ECLI:NL:CRVB:2006:AW2076
Centrale Raad van Beroep
- Hoger beroep
- D.J. van der Vos
- J.E.M.J. Hetharie
- Rechtspraak.nl
Herziening van WAO-uitkering en medische beperkingen
In deze zaak gaat het om een hoger beroep van appellant tegen de uitspraak van de rechtbank Amsterdam van 11 januari 2004, betreffende de herziening van zijn WAO-uitkering. De Centrale Raad van Beroep heeft op 14 april 2006 uitspraak gedaan. Appellant, vertegenwoordigd door zijn advocaat mr. M.L.J. Schilt-Thissen, betwistte de herziening van zijn uitkering naar een mate van 45 tot 55% per 1 augustus 2002. De Raad heeft overwogen dat de medische beperkingen van appellant niet zorgvuldig zijn vastgesteld. De cardiologische afwijkingen van appellant werden niet als voldoende reden gezien om de vastgestelde belastbaarheid te herzien, omdat deze door de verzekeringsartsen in hun rapporten zijn vermeld en in de beoordeling zijn meegenomen. Appellant stelde dat zijn belastbaarheid door het Uwv was overschat, maar deze stelling vond geen steun in de beschikbare medische gegevens.
De herziening van de WAO-uitkering was gebaseerd op een rapport van de bezwaararbeidsdeskundige P. de Zeeuw, die concludeerde dat het maatmaninkomen van appellant te hoog was berekend.
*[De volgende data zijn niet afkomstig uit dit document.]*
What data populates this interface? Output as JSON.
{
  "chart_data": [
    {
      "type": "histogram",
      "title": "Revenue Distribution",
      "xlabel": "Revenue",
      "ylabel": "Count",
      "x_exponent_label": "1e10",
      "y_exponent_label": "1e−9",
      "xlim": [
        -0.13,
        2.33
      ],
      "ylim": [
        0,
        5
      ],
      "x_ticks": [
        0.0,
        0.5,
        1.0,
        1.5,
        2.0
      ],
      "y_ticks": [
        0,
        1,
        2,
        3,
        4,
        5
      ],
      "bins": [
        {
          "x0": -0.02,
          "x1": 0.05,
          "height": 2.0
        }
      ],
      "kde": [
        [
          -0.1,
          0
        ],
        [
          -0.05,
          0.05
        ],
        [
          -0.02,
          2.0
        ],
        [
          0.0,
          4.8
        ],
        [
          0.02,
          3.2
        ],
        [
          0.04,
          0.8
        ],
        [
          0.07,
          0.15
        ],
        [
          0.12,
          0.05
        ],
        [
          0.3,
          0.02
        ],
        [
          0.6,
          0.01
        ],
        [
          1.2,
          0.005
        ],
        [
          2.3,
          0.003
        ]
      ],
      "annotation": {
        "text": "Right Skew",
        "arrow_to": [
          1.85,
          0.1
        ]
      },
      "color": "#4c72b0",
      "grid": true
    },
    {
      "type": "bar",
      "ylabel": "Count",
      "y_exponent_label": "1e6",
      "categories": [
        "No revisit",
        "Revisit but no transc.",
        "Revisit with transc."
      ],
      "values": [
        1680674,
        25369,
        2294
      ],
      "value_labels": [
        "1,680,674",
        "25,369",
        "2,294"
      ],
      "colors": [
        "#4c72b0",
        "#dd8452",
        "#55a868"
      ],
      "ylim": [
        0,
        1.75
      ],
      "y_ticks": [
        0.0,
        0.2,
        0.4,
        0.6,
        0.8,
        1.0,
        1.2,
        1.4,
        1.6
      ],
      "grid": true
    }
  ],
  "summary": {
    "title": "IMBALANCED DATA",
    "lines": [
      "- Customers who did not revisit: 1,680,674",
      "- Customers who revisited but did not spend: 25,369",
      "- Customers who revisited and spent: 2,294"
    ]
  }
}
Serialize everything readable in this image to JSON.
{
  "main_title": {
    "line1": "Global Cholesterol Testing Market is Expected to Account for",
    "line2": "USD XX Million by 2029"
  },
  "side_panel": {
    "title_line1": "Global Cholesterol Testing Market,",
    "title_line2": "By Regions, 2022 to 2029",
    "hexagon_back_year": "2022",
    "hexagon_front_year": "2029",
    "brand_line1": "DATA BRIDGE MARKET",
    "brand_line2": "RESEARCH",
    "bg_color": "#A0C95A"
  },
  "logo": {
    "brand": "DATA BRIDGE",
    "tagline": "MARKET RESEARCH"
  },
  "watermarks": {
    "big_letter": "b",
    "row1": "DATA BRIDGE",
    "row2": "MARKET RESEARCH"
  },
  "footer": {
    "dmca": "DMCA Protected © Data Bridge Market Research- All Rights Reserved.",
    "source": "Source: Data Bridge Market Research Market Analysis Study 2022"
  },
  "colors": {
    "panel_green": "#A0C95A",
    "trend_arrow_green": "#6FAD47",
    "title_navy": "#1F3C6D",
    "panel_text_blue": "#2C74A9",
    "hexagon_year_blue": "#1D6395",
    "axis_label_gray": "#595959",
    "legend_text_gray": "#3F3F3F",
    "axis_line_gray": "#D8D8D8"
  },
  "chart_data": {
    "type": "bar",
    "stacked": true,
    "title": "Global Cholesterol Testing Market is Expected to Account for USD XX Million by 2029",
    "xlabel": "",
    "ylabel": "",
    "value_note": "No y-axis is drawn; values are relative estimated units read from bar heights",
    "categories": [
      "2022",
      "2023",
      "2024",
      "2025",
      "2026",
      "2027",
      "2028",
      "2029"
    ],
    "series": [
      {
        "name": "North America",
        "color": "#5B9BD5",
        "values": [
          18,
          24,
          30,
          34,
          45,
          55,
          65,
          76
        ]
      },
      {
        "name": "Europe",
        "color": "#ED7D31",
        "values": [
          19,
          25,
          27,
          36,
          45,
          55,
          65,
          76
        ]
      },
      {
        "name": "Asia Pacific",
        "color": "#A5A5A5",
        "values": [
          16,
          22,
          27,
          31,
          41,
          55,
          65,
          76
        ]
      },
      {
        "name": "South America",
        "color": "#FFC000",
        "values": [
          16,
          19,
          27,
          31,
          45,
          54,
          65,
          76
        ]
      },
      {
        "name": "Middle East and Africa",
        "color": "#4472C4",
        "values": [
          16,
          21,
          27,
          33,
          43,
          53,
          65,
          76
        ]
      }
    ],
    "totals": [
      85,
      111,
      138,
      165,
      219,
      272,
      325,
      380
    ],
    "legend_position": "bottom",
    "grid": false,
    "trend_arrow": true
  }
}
De Raad oordeelde dat deze herziening onvoldoende zorgvuldig was voorbereid, omdat er geen gericht medisch onderzoek was uitgevoerd naar de gezondheidstoestand van appellant per 1 augustus 2002. De Raad vernietigde de aangevallen uitspraak en verklaarde het inleidend beroep gegrond. Uwv werd veroordeeld in de proceskosten van appellant, die werden begroot op € 1288,-, en moest het betaalde griffierecht van € 116,- vergoeden. De Raad gaf aan dat Uwv een nieuw besluit op het bezwaar van appellant moest nemen, rekening houdend met de overwegingen in deze uitspraak.